M ieux vaut perdre les élections que perdre son âme!» Cette parole, attribuée à un homme politique français, fait partie des réflexions, parfois ironiques, d'un candidat PSC liégeois plutôt atypique. Maxime Kaboré (34 ans) est pasteur et croit dur comme fer à un bon résultat aux élections communales du 8 octobre. Prédicateur à l'église évangélique de la rue Lucien Defays, à Verviers, le révérend Kaboré est directeur de l'Armée du Salut, rue Grétry, à Liège. Il est d'origine africaine et de nationalité française. Licencié en psychologie, titulaire d'une maîtrise en théologie, Maxime Kaboré habite Wandre, où il vit avec son épouse, une Française qui est avocate, et ses quatre enfants (trois garçons et une fille). Il a l'intention de créer un comité de quartier à Wandre, réunissant des habitants de la rue Bastin et des environs.

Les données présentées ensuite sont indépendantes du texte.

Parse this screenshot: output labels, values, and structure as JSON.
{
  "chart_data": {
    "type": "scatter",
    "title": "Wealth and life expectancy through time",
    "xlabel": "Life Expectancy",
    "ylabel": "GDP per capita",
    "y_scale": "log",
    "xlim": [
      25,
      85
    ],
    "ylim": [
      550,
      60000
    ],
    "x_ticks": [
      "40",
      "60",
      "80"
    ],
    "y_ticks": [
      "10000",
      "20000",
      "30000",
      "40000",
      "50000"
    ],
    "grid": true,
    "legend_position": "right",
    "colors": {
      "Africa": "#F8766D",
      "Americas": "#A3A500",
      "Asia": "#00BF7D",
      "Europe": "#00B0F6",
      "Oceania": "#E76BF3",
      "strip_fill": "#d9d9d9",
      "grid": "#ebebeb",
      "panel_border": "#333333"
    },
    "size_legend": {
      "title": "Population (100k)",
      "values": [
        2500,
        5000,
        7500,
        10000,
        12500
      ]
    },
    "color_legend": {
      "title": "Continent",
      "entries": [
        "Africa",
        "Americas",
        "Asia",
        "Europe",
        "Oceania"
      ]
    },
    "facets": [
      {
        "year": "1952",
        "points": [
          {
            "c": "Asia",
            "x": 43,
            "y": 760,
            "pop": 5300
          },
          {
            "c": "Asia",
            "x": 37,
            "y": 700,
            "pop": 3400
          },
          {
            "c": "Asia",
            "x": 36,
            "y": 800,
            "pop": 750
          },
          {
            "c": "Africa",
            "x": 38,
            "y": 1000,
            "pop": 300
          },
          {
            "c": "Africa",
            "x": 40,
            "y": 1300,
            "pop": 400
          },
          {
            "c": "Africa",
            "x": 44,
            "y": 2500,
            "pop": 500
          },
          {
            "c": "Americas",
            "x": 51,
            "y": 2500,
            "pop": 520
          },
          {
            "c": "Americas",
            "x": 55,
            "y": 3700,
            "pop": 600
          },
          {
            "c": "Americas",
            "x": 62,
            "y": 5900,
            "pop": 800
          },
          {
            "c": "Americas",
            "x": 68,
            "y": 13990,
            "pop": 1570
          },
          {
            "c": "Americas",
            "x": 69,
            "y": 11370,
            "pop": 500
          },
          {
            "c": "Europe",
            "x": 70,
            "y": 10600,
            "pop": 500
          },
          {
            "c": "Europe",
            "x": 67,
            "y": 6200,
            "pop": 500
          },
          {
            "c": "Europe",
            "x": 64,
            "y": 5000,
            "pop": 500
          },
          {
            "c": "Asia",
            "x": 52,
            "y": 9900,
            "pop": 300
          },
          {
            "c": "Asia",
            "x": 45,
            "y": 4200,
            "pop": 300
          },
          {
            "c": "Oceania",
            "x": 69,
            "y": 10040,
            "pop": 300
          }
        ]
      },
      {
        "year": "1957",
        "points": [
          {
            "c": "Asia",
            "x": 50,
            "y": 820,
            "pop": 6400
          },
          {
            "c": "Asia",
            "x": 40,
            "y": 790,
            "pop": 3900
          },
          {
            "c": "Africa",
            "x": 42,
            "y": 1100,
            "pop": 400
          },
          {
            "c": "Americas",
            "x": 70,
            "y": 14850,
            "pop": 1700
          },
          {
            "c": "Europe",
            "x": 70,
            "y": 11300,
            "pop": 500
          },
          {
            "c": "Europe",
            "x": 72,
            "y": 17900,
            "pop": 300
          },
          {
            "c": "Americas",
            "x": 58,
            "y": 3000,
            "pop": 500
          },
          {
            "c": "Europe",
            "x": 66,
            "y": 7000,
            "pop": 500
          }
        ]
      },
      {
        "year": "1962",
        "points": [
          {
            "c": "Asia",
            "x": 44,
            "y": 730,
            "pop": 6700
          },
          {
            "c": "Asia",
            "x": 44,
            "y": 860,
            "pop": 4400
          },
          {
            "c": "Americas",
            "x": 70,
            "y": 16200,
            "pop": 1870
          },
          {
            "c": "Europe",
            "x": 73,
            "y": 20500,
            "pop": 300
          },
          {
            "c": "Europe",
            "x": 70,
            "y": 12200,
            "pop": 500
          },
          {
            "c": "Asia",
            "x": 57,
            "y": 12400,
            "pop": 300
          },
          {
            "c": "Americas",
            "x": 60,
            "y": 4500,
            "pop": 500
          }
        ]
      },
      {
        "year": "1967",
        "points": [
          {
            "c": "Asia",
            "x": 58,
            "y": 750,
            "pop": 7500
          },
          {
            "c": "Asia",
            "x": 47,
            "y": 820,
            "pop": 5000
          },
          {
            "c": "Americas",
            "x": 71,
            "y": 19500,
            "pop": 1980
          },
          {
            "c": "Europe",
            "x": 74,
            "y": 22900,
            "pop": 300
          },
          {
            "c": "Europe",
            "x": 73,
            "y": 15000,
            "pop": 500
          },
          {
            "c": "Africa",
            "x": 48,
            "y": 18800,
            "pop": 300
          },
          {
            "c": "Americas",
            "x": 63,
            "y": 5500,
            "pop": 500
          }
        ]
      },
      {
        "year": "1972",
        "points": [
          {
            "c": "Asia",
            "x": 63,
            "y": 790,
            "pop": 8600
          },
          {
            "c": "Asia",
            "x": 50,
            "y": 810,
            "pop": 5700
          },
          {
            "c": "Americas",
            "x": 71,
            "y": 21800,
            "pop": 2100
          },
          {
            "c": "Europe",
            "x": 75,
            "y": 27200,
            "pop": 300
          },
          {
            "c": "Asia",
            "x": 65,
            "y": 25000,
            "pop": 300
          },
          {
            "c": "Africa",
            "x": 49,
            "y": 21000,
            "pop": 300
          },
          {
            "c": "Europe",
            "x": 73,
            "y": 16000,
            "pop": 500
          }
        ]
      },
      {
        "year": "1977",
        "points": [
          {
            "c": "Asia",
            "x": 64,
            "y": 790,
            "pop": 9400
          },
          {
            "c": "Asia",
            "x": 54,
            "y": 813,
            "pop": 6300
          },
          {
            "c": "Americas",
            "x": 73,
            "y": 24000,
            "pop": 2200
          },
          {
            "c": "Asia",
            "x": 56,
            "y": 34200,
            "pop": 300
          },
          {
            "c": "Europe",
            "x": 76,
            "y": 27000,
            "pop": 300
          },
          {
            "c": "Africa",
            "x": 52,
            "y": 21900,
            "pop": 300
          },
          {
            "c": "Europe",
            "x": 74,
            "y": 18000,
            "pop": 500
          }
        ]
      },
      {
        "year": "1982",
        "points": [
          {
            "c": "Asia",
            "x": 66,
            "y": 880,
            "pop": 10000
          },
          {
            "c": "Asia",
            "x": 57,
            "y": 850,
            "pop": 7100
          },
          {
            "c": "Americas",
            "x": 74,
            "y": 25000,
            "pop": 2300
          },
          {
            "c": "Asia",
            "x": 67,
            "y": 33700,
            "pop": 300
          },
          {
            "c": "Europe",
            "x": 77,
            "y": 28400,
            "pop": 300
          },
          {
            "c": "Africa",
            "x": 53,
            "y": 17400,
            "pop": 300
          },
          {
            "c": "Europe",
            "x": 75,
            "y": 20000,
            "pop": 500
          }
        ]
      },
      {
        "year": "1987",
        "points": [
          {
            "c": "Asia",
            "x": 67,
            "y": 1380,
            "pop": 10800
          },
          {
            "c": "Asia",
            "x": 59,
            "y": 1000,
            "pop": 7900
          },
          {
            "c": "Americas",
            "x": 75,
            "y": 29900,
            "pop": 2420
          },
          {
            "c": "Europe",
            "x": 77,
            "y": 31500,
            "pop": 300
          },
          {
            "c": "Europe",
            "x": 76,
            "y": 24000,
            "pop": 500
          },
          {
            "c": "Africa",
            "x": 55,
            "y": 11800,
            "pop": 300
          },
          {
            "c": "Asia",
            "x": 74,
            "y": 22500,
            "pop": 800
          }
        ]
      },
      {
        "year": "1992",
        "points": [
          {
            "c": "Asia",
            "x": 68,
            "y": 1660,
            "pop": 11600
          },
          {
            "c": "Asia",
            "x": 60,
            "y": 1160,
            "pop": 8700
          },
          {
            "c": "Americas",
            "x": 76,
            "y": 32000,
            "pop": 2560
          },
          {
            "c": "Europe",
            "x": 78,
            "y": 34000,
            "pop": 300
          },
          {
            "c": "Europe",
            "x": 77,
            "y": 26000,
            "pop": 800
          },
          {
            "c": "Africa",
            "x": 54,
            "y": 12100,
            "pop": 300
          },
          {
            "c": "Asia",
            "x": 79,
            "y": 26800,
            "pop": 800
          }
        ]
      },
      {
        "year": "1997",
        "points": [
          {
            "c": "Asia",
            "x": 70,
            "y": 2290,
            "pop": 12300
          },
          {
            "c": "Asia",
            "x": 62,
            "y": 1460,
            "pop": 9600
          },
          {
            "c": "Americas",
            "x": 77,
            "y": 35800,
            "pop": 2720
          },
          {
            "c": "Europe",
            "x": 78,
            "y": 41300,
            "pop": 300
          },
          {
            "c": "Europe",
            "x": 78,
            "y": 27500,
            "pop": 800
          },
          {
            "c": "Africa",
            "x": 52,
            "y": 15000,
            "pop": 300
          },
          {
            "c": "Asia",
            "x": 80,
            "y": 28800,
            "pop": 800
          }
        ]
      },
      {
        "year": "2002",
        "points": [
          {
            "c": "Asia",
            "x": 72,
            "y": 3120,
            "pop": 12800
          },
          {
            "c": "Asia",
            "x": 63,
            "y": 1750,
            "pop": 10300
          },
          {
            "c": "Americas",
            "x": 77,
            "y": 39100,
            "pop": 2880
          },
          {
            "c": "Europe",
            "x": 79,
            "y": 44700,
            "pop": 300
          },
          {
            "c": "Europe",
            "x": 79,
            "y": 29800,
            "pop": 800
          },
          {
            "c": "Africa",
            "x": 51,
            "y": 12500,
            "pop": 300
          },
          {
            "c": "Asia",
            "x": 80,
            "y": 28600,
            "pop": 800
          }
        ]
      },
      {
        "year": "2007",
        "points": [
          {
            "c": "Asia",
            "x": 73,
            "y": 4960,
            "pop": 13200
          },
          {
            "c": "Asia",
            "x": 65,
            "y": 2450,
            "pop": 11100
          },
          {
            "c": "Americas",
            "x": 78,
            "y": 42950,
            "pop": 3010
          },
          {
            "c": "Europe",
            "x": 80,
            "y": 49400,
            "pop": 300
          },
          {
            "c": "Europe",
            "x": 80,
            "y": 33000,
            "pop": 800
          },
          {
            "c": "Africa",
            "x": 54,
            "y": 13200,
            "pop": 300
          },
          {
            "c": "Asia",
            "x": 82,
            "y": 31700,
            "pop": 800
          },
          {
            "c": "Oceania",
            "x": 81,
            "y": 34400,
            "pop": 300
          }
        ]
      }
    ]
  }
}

Maxime Kaboré n'est pas salutiste. C'est-à-dire qu'il ne s'inscrit pas dans la structure habituelle de l'Armée du Salut. Il ne porte donc ni uniforme, ni grade. Il y travaille comme contractuel, subventionné par la Région wallonne, tout en précisant qu'il ne mélange pas sa situation de pasteur avec sa fonction de directeur de l'Armée du Salut. Cette Église, surtout connue pour son action caritative, est dirigée à Liège par un chef de poste, également installé rue Grétry. Maxime Kaboré dirige une équipe qui prend en charge une trentaine de pensionnaires, dont plus de 50 % sortent de prison. «Si je suis candidat, c'est parce que je prends un engagement citoyen. Je veux être la voix des défavorisés. Si je suis au PSC, c'est que j'ai fait mon choix. D'autres formations, comme Écolo, ont une dimension sociale qui m'intéresse, mais le PSC privilégie la personne. Je veux me faire élire pour mes compétences, pas par commisération ou par charité fictive. Je suis aussi au PSC parce que j'ai rencontré Michel Firket. Il y a trois ans, j'ai demandé à l'échevin de l'Environnement s'il pouvait faire participer des résidents de l'Armée du Salut aux opérations de nettoyage dans le quartier du Longdoz». Effectivement, plusieurs opérations ont eu lieu. Elles ont eu des prolongements: deux résidents de l'A.S. ont été engagés à la Ville de Liège. Deux autres personnes aidées par M. Kaboré ont été intégrées dans les équipes de nettoiement de la Ville.